Comment se sont constituées ces familles ? Est-ce du jour au lendemain ?

La présence des ethnies et origines résultent, d’une part, d’un déménagement volontaire. Le site appelé Cocody autrefois, c’est la zone du stade Houphouët-Boigny, de l’ambassade du consulat de France, l’hôtel Tiama, l’Assemblée nationale, le Palais de justice, l’actuelle Cathédrale. C’est là qu’étaient installés les Africains, les «Indigènes ». A la veille de la 1ère guerre mondiale, la communauté européenne qui avait senti, peut-être, le besoin d’être un peu plus en sécurité, a offert à cette communauté la possibilité de s’installer sur deux quartiers aménagés : le village indigène de Treichville et Adjamé, le long de l’Institut national de santé publique. On notait parmi tous, ceux qui étaient venus pour construire le chemin de fer, ceux que les maisons de commerce avaient fait venir, ceux qui étaient venus chercher fortune, puisque c’était un pays neuf, un peu comme les Etats-Unis, l’eldorado. Mais il y avait un inconvénient pour le village indigène de Treichville qui était séparé de la zone administrative, du quartier blanc par la lagune. Il fallait donc emprunter le bac pour franchir la lagune. Malgré ce handicap, des Africains ont accepté d’aménager à Treichville. Surtout, la majorité des ouvriers du chemin de fer a accepté d’aménager le long de la bande qui part du camp Gallieni jusqu’au pont d’Agban. Les hommes sont venus, d’autre part, dans l’espoir d’habiter un beau quartier. C’est pour cela qu’on a parlé de village indigène, c’est pour cela qu’il y a eu des chefs de quartiers dès l’origine : des chefs de quartier Dioula, N’zima, sénégalais, et puis des chefs d’ethnie…
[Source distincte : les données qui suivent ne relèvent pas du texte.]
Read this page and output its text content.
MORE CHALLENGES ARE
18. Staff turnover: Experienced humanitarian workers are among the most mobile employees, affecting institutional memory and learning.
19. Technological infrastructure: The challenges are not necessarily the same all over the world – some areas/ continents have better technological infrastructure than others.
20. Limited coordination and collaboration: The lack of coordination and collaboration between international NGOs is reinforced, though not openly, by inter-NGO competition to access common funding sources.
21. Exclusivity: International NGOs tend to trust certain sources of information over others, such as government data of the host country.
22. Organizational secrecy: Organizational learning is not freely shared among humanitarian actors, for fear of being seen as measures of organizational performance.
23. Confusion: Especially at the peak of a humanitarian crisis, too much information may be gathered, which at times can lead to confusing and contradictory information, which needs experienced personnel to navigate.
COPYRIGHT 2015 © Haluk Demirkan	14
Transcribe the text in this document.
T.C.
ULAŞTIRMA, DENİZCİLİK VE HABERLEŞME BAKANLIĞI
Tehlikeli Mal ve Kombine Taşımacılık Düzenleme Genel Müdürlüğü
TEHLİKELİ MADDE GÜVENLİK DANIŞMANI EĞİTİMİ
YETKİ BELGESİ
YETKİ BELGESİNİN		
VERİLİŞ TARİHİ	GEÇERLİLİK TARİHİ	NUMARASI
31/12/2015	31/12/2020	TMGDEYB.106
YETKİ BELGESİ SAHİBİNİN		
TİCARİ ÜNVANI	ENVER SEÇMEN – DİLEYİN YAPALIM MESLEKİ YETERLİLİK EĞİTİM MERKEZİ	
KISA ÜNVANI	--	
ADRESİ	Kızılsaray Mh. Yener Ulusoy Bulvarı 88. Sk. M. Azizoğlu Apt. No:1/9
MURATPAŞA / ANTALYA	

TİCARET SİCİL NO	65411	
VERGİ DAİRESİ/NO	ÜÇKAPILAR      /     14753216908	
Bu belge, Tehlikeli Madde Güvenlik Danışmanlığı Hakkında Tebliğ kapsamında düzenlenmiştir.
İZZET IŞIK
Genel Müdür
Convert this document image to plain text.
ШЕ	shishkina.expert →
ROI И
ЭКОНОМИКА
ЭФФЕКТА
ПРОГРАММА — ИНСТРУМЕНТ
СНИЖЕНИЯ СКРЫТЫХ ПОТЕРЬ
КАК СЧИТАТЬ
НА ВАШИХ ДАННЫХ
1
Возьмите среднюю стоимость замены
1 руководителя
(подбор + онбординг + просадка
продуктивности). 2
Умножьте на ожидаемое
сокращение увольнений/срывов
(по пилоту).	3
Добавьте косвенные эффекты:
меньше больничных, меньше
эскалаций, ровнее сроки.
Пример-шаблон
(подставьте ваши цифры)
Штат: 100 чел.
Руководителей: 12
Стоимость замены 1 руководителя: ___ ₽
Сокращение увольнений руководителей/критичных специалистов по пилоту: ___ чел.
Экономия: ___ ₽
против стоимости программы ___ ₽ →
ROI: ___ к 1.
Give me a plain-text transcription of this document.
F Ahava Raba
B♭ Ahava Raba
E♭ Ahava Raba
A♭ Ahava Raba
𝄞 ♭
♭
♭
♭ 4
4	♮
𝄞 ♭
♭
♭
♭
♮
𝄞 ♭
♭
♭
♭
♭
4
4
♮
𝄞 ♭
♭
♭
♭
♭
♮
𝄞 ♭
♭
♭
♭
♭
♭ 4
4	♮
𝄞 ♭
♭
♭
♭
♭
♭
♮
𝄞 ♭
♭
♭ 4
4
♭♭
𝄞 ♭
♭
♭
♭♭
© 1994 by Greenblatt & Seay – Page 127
Quel est l’impact des installations de ces grandes familles à Treichville aujourd’hui ?

Le temps a fait son œuvre. On doit à ces grandes familles d’avoir réussi à vivre en paix, d’avoir établi la paix entre des hommes de cultures, de religions différentes. Je me rappelle bien que l’enfant que j’étais, donnait sa part de riz gras préparé à l’occasion de la Tabaski à la famille Dioulo, qui de la même manière me donnait de l’attiéké pour ma famille. C’était donc une communauté de partage. Les problèmes ethniques ne se posaient pas. Les gens se côtoyaient en ayant des liens de rencontre, de convivialité. Les premières mises en valeurs foncières ont été réalisées par ces grandes familles. C’est elles qui ont construit les premiers immeubles. Elles ont eu les premières maisons en dur, ce n’étaient pas des baraques.
L’apport démographique y était aussi pour quelque chose ?
Oui. Dès que ces chefs de communautés ont eu un pouvoir attractif, des jeunes de ces communautés sont venus pour chercher du travail. Des communautés dont on ne voit pas trop bien aujourd’hui les traces, mais qui ont été présentes dans nos commerces, qui ont dirigé en tant que responsables : les Sierra Léonais, les Nigérians, les Ghanéens, les Togolais qui maitrisaient la comptabilité anglaise, ces grandes maisons de commerce Unilever, Niger-France… Toutes ces personnes sont venues avec leurs familles, et ont été suivies par leurs frères et sœurs selon la bonne tradition africaine. Vous vous installez, vous êtes chef de tribu avec le temps.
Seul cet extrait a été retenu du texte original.